UMP split: The fundamental flaws in the French right

Francois Fillon, 27/11/12
Image caption Francois Fillon has set up a rival faction within parliament and split the UMP

Only six months after its leader was ejected from the presidency, the French centre-right UMP party has split and could be on the verge of disintegration, after a bitterly divisive leadership battle.

French politics is an alphabet soup of lost and forgotten causes.

Only a handful of academics can recount the entire list of parties and movements that have existed over the years.

Here - off the top of my head - are a few: RPR, RPF, UMP, UDI, CDU, PS, MRC, MDC, MRP, PR, PG, PCF, DL, UDF, NPA, LO, CPNT, MDF, FN, Modem, NC…. And that's just a start.

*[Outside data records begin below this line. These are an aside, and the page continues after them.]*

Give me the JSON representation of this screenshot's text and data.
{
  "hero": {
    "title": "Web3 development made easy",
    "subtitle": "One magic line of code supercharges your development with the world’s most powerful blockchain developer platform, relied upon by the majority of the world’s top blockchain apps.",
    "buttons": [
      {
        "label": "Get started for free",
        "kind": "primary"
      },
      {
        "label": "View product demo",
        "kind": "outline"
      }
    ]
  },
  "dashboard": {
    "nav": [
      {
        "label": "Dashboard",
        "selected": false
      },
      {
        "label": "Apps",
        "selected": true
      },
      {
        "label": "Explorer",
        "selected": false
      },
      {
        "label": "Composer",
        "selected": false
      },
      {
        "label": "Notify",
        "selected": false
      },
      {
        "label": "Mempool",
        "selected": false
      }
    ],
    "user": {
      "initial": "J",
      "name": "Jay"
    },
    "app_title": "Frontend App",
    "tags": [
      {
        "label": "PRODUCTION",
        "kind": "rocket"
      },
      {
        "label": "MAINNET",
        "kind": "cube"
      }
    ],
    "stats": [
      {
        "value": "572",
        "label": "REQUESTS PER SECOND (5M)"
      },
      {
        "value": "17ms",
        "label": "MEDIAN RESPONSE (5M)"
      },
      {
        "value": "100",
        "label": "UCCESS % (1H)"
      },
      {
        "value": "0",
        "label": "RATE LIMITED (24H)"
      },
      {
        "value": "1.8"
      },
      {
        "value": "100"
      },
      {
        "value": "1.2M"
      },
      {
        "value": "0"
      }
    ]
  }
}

Most are transient entities. The Socialist Party (PS) sounds ancient but it was founded as recently as 1971. Before that it was the French Section of the Workers' International (SFIO). And who remembers them?

All of which is a way of reminding ourselves that if - after the train-crash of its leadership election - the centre-right UMP should go the way of most French political parties, it would not exactly be unprecedented.

Lacking soul

The UMP, after all, is itself just 10 years old - and even in that short period it has undergone a name change.

Image caption Jacques Chirac (r) ran for president against his former boss Valery Giscard d'Estaing in 1981; they both lost

The party was created to unify the right behind President Jacques Chirac after the shock election of 2002, when the far-right's Jean-Marie Le Pen came second.

For the first few months it was called the Union for a Presidential Majority. Only after legislative elections of that year (which it won), did it become the Union for a Popular Movement. Of course the initials remained the same.

Today the UMP faces the same existential threats that have been the killing of so many previous entities: lack of tradition, lack of loyalty, lack of structure, lack of unifying ideology, but above all lack of leader.

Under the presidential system created in 1958 by Charles de Gaulle, French parties have become - in essence - promotional machines for the uber-ambitious.

The left - with its collective traditions - struggled with this idea but succumbed. The right has always had less of a problem.

Thus the Gaullist party (it had various designations) was the vehicle of de Gaulle; the UDF was Valery Giscard d'Estaing's; the RPR Mr Chirac's. And the UMP - from 2004 when he took it over - was Nicolas Sarkozy's.

But since May this year Nicolas Sarkozy has gone (for now at least).

And what the current fiasco proves beyond question is that neither of the two pretenders to his succession - Jean-Francois Cope and Francois Fillon - has anything like the authority to replace him.

Cope's tactical victory

The dispute between the two men has been portrayed as a battle over ideology.

Image caption Nicolas Sarkozy and Dominique de Villepin did their best to destroy each other

Under the conventional reading, it has been Mr Cope the rightist, flirting dangerously with the ideas of the National Front, against Mr Fillon the responsible man of the centre.

In fact it is more complicated than that. Among Mr Cope's supporters there are centrists; and among Mr Fillon's there are right-wingers. Careers and friendships are the main considerations.

Mr Cope has certainly positioned himself on the right. His new book is about "freeing the right of its inhibitions", and he has raised provocative issues such as supposed anti-white racism.

But if you look at his past, there is no clear line.

Mr Cope has been a liberal when it suits, a Sarkozist or anti-Sarkozist depending on the weather, and now a rightist because that is the way he feels the wind is blowing.

Because the other big lesson from the internal election is that UMP members (at least the 150,000 who took part) are much further to the right than the parliamentary party.

On 18 November party members also voted on five separate political programmes, and by a large margin the greatest number (28%) of ballots went to the most right-wing manifesto (the so-called Droite Forte motion).

In other words Mr Cope read the runes. Ruthlessly, he appealed to the rightward-drifting party faithful, and he won. To be sure he only just pulled it off - and in conditions that are contested - but the fact remains: today the leader of the UMP is Jean-Francois Cope.

If he is intelligent - and he is - Mr Cope will now tack back towards the centre in order to recapture the lost political ground.

But the damage has been done. His manner of achieving victory has alienated not just the half of the party that is Fillonist, but also many potential voters.

It is too early to consign the party to the dictionary of political acronyms. Some complicated procedure will probably be dug up to allow a (r)ump of pro-Fillon deputies to sit as a separate party faction.

But the episode shows once again how flimsy are France's party formations.

Certainly for the right, the recipe from history is clear: first, find your leader.